In 2022, Davis came out as gay – making him the first former Black Cap to publicly disclose his homosexuality.

== Cricket career ==
Davis was prevented from enjoying a longer international career by problems with injury, wides and, particularly no-balls. A quick and skiddy bowler, his impressive Test figures hide the story of up to 14 no-balls in an innings.

Davis was selected on the 1994 New Zealand tour of England. He was not expected to play any of Test matches but to "gain experience and take advantage of the opportunity to play or train every day". Geoff Howarth said of him "We knew he could bowl fast, but he had problems with his direction and no-balling". Ken Rutherford said "I soon learnt he had a lot of raw talent but very little cricketing nous". Due to injuries, he played in the first Test where New Zealand lost to England by an innings and 90 runs and he bowled 21 overs and took 1 wicket for 93 runs. His first ball in Test cricket went for four wides.

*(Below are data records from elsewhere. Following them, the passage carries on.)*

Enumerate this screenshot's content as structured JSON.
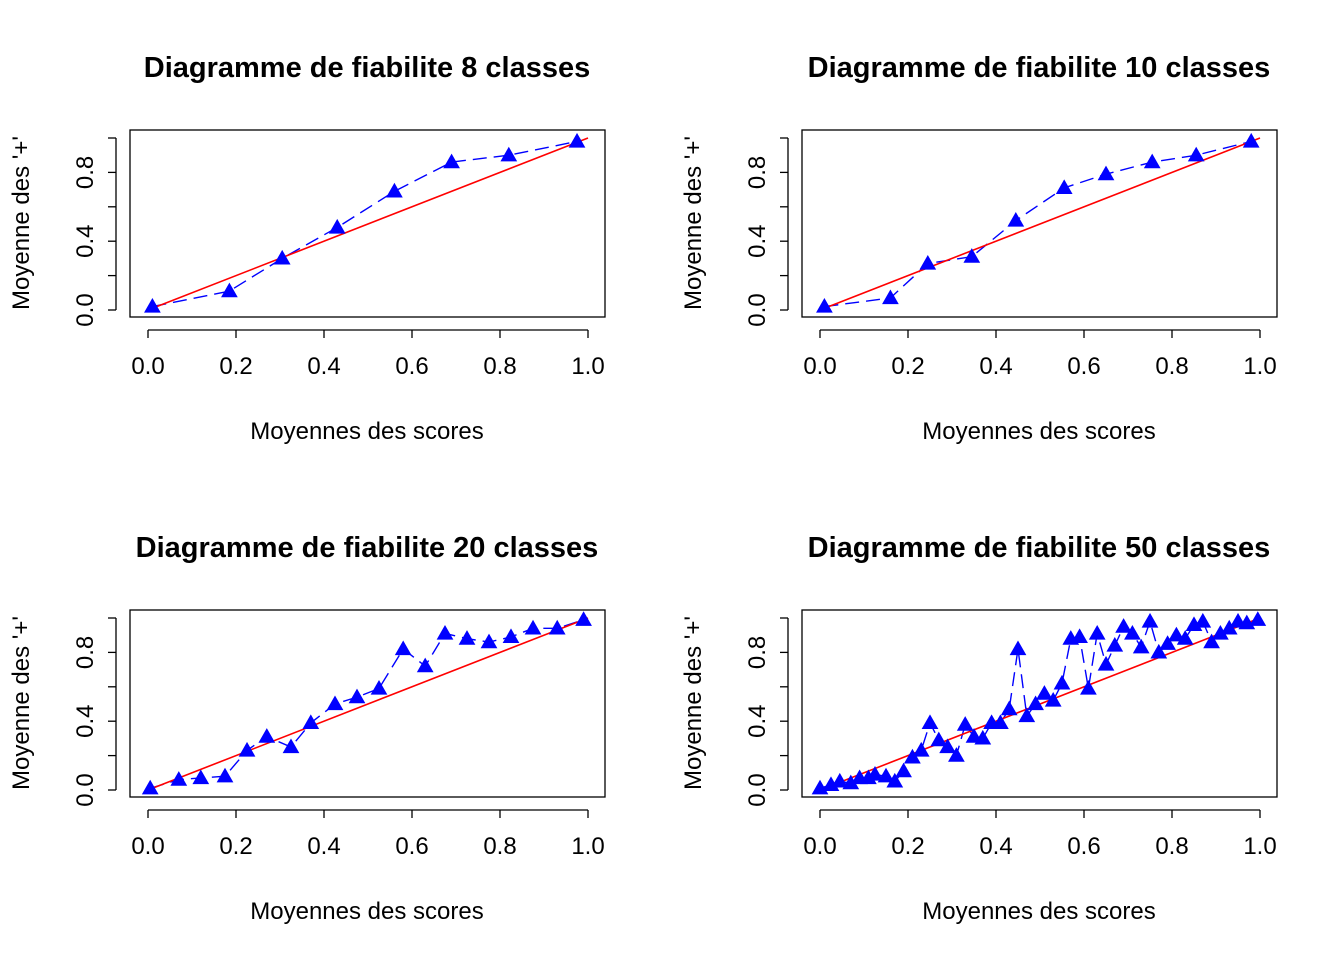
{
  "chart_data": [
    {
      "type": "scatter",
      "title": "Diagramme de fiabilite 8 classes",
      "xlabel": "Moyennes des scores",
      "ylabel": "Moyenne des '+'",
      "xlim": [
        0,
        1
      ],
      "ylim": [
        0,
        1
      ],
      "x_ticks": [
        "0.0",
        "0.2",
        "0.4",
        "0.6",
        "0.8",
        "1.0"
      ],
      "y_ticks": [
        "0.0",
        "0.4",
        "0.8"
      ],
      "series": [
        {
          "x": [
            0.01,
            0.185,
            0.305,
            0.43,
            0.56,
            0.69,
            0.82,
            0.975
          ],
          "y": [
            0.02,
            0.11,
            0.3,
            0.48,
            0.69,
            0.86,
            0.9,
            0.98
          ],
          "color": "#0000ff",
          "marker": "triangle",
          "line": "dashed"
        }
      ],
      "reference_line": {
        "x": [
          0,
          1
        ],
        "y": [
          0,
          1
        ],
        "color": "#ff0000"
      }
    },
    {
      "type": "scatter",
      "title": "Diagramme de fiabilite 10 classes",
      "xlabel": "Moyennes des scores",
      "ylabel": "Moyenne des '+'",
      "xlim": [
        0,
        1
      ],
      "ylim": [
        0,
        1
      ],
      "x_ticks": [
        "0.0",
        "0.2",
        "0.4",
        "0.6",
        "0.8",
        "1.0"
      ],
      "y_ticks": [
        "0.0",
        "0.4",
        "0.8"
      ],
      "series": [
        {
          "x": [
            0.01,
            0.16,
            0.245,
            0.345,
            0.445,
            0.555,
            0.65,
            0.755,
            0.855,
            0.98
          ],
          "y": [
            0.02,
            0.07,
            0.27,
            0.31,
            0.52,
            0.71,
            0.79,
            0.86,
            0.9,
            0.98
          ],
          "color": "#0000ff",
          "marker": "triangle",
          "line": "dashed"
        }
      ],
      "reference_line": {
        "x": [
          0,
          1
        ],
        "y": [
          0,
          1
        ],
        "color": "#ff0000"
      }
    },
    {
      "type": "scatter",
      "title": "Diagramme de fiabilite 20 classes",
      "xlabel": "Moyennes des scores",
      "ylabel": "Moyenne des '+'",
      "xlim": [
        0,
        1
      ],
      "ylim": [
        0,
        1
      ],
      "x_ticks": [
        "0.0",
        "0.2",
        "0.4",
        "0.6",
        "0.8",
        "1.0"
      ],
      "y_ticks": [
        "0.0",
        "0.4",
        "0.8"
      ],
      "series": [
        {
          "x": [
            0.005,
            0.07,
            0.12,
            0.175,
            0.225,
            0.27,
            0.325,
            0.37,
            0.425,
            0.475,
            0.525,
            0.58,
            0.63,
            0.675,
            0.725,
            0.775,
            0.825,
            0.875,
            0.93,
            0.99
          ],
          "y": [
            0.01,
            0.06,
            0.07,
            0.08,
            0.23,
            0.31,
            0.25,
            0.39,
            0.5,
            0.54,
            0.59,
            0.82,
            0.72,
            0.91,
            0.88,
            0.86,
            0.89,
            0.94,
            0.94,
            0.99
          ],
          "color": "#0000ff",
          "marker": "triangle",
          "line": "dashed"
        }
      ],
      "reference_line": {
        "x": [
          0,
          1
        ],
        "y": [
          0,
          1
        ],
        "color": "#ff0000"
      }
    },
    {
      "type": "scatter",
      "title": "Diagramme de fiabilite 50 classes",
      "xlabel": "Moyennes des scores",
      "ylabel": "Moyenne des '+'",
      "xlim": [
        0,
        1
      ],
      "ylim": [
        0,
        1
      ],
      "x_ticks": [
        "0.0",
        "0.2",
        "0.4",
        "0.6",
        "0.8",
        "1.0"
      ],
      "y_ticks": [
        "0.0",
        "0.4",
        "0.8"
      ],
      "series": [
        {
          "x": [
            0.0,
            0.025,
            0.045,
            0.07,
            0.09,
            0.11,
            0.125,
            0.15,
            0.17,
            0.19,
            0.21,
            0.23,
            0.25,
            0.27,
            0.29,
            0.31,
            0.33,
            0.35,
            0.37,
            0.39,
            0.41,
            0.43,
            0.45,
            0.47,
            0.49,
            0.51,
            0.53,
            0.55,
            0.57,
            0.59,
            0.61,
            0.63,
            0.65,
            0.67,
            0.69,
            0.71,
            0.73,
            0.75,
            0.77,
            0.79,
            0.81,
            0.83,
            0.85,
            0.87,
            0.89,
            0.91,
            0.93,
            0.95,
            0.97,
            0.995
          ],
          "y": [
            0.01,
            0.03,
            0.05,
            0.04,
            0.07,
            0.07,
            0.09,
            0.08,
            0.05,
            0.11,
            0.19,
            0.23,
            0.39,
            0.29,
            0.25,
            0.2,
            0.38,
            0.31,
            0.3,
            0.39,
            0.39,
            0.47,
            0.82,
            0.43,
            0.5,
            0.56,
            0.52,
            0.62,
            0.88,
            0.89,
            0.59,
            0.91,
            0.73,
            0.84,
            0.95,
            0.91,
            0.83,
            0.98,
            0.8,
            0.85,
            0.9,
            0.88,
            0.96,
            0.98,
            0.86,
            0.91,
            0.94,
            0.98,
            0.97,
            0.99
          ],
          "color": "#0000ff",
          "marker": "triangle",
          "line": "dashed"
        }
      ],
      "reference_line": {
        "x": [
          0,
          1
        ],
        "y": [
          0,
          1
        ],
        "color": "#ff0000"
      }
    }
  ]
}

His career came in two short bursts, in between which he strove for improved rhythm. He tended to lose control when he strove for extra pace. He played both Test matches in the 1997 Sri Lankan tour of New Zealand taking four wickets in the first Test and five wickets for 63 runs in the first innings of second Test. His final Test match was played in Harare against Zimbabwe where he took 4 wickets but continued to be troubled by no balls, bowling 24 of them in the match.

Davis moved to Brisbane, Australia in 2003 and he is involved with cricket coaching. In 2008, he suffered a workplace accident while driving a forklift. As a result, half of his left foot had to be amputated. He remarked about accident "I didn't want to remember all the no-balls that I bowled through my career. So I decided to do something permanent about it..."

The Otago Daily Times named him in their New Zealand Test team of the "greatest 11 players NZ forgot".